Paradigm Capital: Trevali Mining Swings to Become Free Cash Positive

Base Metals Investing
TSX:TV

Investment Thesis. With Trevali Mining Corporation (TSX:TV) Santander mine generating positive cash flow and its second mine, Caribou, now commercial, the growth story is coming together for Trevali.

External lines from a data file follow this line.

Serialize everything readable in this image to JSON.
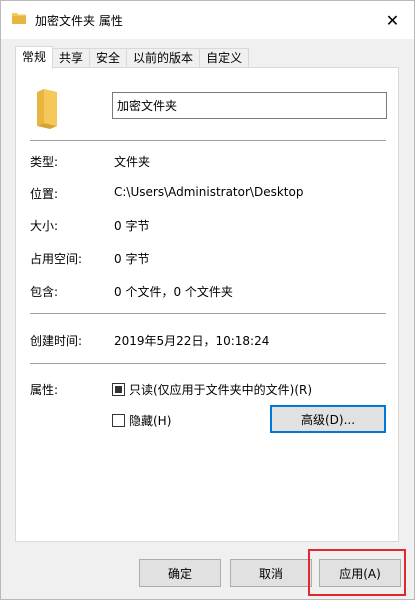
{
  "window": {
    "title": "加密文件夹 属性",
    "close_symbol": "✕"
  },
  "tabs": [
    {
      "label": "常规",
      "active": true
    },
    {
      "label": "共享",
      "active": false
    },
    {
      "label": "安全",
      "active": false
    },
    {
      "label": "以前的版本",
      "active": false
    },
    {
      "label": "自定义",
      "active": false
    }
  ],
  "general": {
    "folder_name": "加密文件夹",
    "rows": [
      {
        "label": "类型:",
        "value": "文件夹"
      },
      {
        "label": "位置:",
        "value": "C:\\Users\\Administrator\\Desktop"
      },
      {
        "label": "大小:",
        "value": "0 字节"
      },
      {
        "label": "占用空间:",
        "value": "0 字节"
      },
      {
        "label": "包含:",
        "value": "0 个文件，0 个文件夹"
      },
      {
        "label": "创建时间:",
        "value": "2019年5月22日，10:18:24"
      }
    ],
    "attributes_label": "属性:",
    "readonly_label": "只读(仅应用于文件夹中的文件)(R)",
    "readonly_state": "indeterminate",
    "hidden_label": "隐藏(H)",
    "hidden_state": "unchecked",
    "advanced_button": "高级(D)..."
  },
  "footer": {
    "ok": "确定",
    "cancel": "取消",
    "apply": "应用(A)"
  },
  "colors": {
    "highlight": "#e0282e",
    "focus_border": "#0078d7",
    "folder": "#f5c85a"
  }
}
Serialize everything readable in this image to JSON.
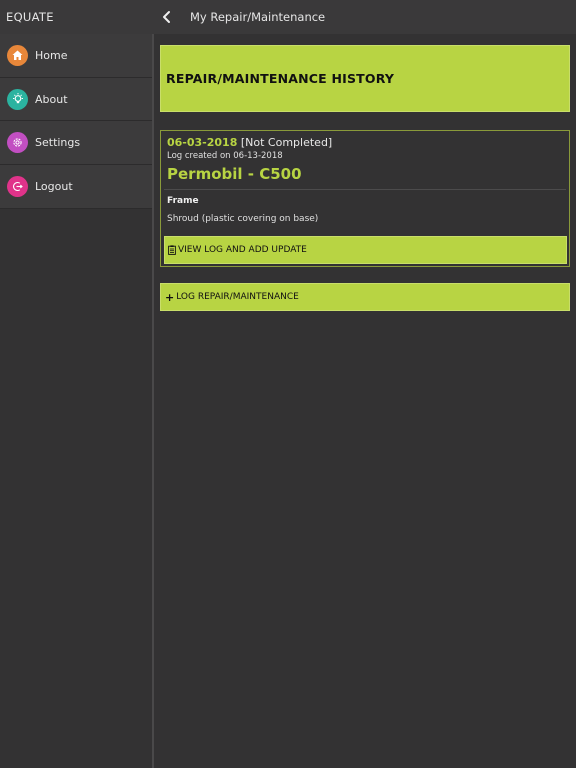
{
  "sidebar": {
    "app_title": "EQUATE",
    "items": [
      {
        "label": "Home",
        "icon": "home-icon",
        "color": "#e8873a"
      },
      {
        "label": "About",
        "icon": "lightbulb-icon",
        "color": "#2bb3a0"
      },
      {
        "label": "Settings",
        "icon": "gear-icon",
        "color": "#c24fc2"
      },
      {
        "label": "Logout",
        "icon": "logout-icon",
        "color": "#e0338a"
      }
    ]
  },
  "header": {
    "title": "My Repair/Maintenance"
  },
  "main": {
    "history_title": "REPAIR/MAINTENANCE HISTORY",
    "log": {
      "date": "06-03-2018",
      "status": "[Not Completed]",
      "created": "Log created on 06-13-2018",
      "device": "Permobil - C500",
      "part": "Frame",
      "description": "Shroud (plastic covering on base)",
      "view_button": "VIEW LOG AND ADD UPDATE"
    },
    "log_repair_button": "LOG REPAIR/MAINTENANCE"
  },
  "colors": {
    "accent": "#b8d443",
    "background": "#333233",
    "header": "#3a393a"
  }
}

Investment Thesis. With Trevali Mining Corporation (TSX:TV) Santander mine generating positive cash flow and its second mine, Caribou, now commercial, the growth story is coming together for Trevali. Caribou more than doubles Trevali’s production profile and the successful start-up materially de-risks the company. We see a continuation of the current tightening supply/demand fundamentals within the zinc market delivering additional financial upside to the Trevali operations.
Event
Trevali reported strong Q3 financial results, modestly ahead of our forecast. Q3 operational results were pre-announced on October 13 and guidance was maintained at that time.
Highlights

  • Q3 Cash Generation Ahead of Forecast | With the Caribou mine declared commercial on July 1, and zinc prices on the rise, TV reported materially higher revenue, earnings and cash flow in Q3. Revenue doubled q/q to $57M while adjusted EBITDA improved to $15.9M (+94% q/q and 3% above our estimate). Adjusted earnings were $2.3M ($0.01/sh) and operating cash flow increased to $13.8M ($0.03/sh), both in line with our estimates. Importantly, the operations were free cash positive and unrestricted cash increased by $3.5M to $13M.
  • Caribou Cash Costs Better than Forecast | Q3 production was pre-announced at 16Mlb Zn (+2% q/q), 6Mlb Pb (-5% q/q) and 170Koz Ag (+0% q/q), for combined production of 24.0Mlb ZnEq (-1% q/q). Despite the increased mill maintenance downtime, site operating costs were better than we had expected at US$59/t milled. Consequently, C1 cash costs were an impressive $0.77/lb ZnEq ($0.08/lb ZnEq better than our forecast).
  • New SAG mill liners and lifters are now installed which have increased mill throughput rates materially thus far in Q4 (to ~2.8Ktpd or 95% of design).
  • Consequently, production guidance has been maintained, which implies a substantial increase in Q4 to ~34Mlb ZnEq (+42% q/q), while operating cost levels are anticipated to be relatively stable.
  • We continue to expect Caribou to produce ~108Mlb ZnEq this year (of which ~58Mlb is commercial production), with cash costs of $0.76/lb ZnEq.
  • Santander Has Another Excellent Quarter | Q3 production was pre-announced and remained strong at 17Mlb Zn (+10% q/q), 4Mlb Pb (-25% q/q) and 192Koz Ag (-13% q/q), for combined production of 23.7Mlb ZnEq (-2% q/q). Cash costs in the quarter were in line with our expectations at $0.68/lb ZnEq (+9% q/q).
  • We look for Q4 to be almost a repeat performance of the strong Q3 result and maintain our 2016 forecast of ~94Mlb at a cash cost of $0.63/lb (all ZnEq).
  • We expect a resource update near year-end to materially improve upon the existing estimate owing to the ongoing exploration success with the discovery and expansion several high-grade mantos, including the Oyon, Fatima and Rosa zones.

Valuation & Conclusion
Caribou exceeded our operating cost expectations in Q3, and with the mill throughput rates approaching design levels thus far in Q4, we forecast a very strong (both operational and financial) Q4. We have tweaked our estimates and now look for consolidated production to increase ~20% in Q4. Combined with improved commodity prices, we forecast operating cash flow to increase to ~$25M (+80% q/q) and for the company to be materially free cash positive to end the year. We are modestly increasing our target price to $1.35 (was $1.25) and maintaining our Buy rating.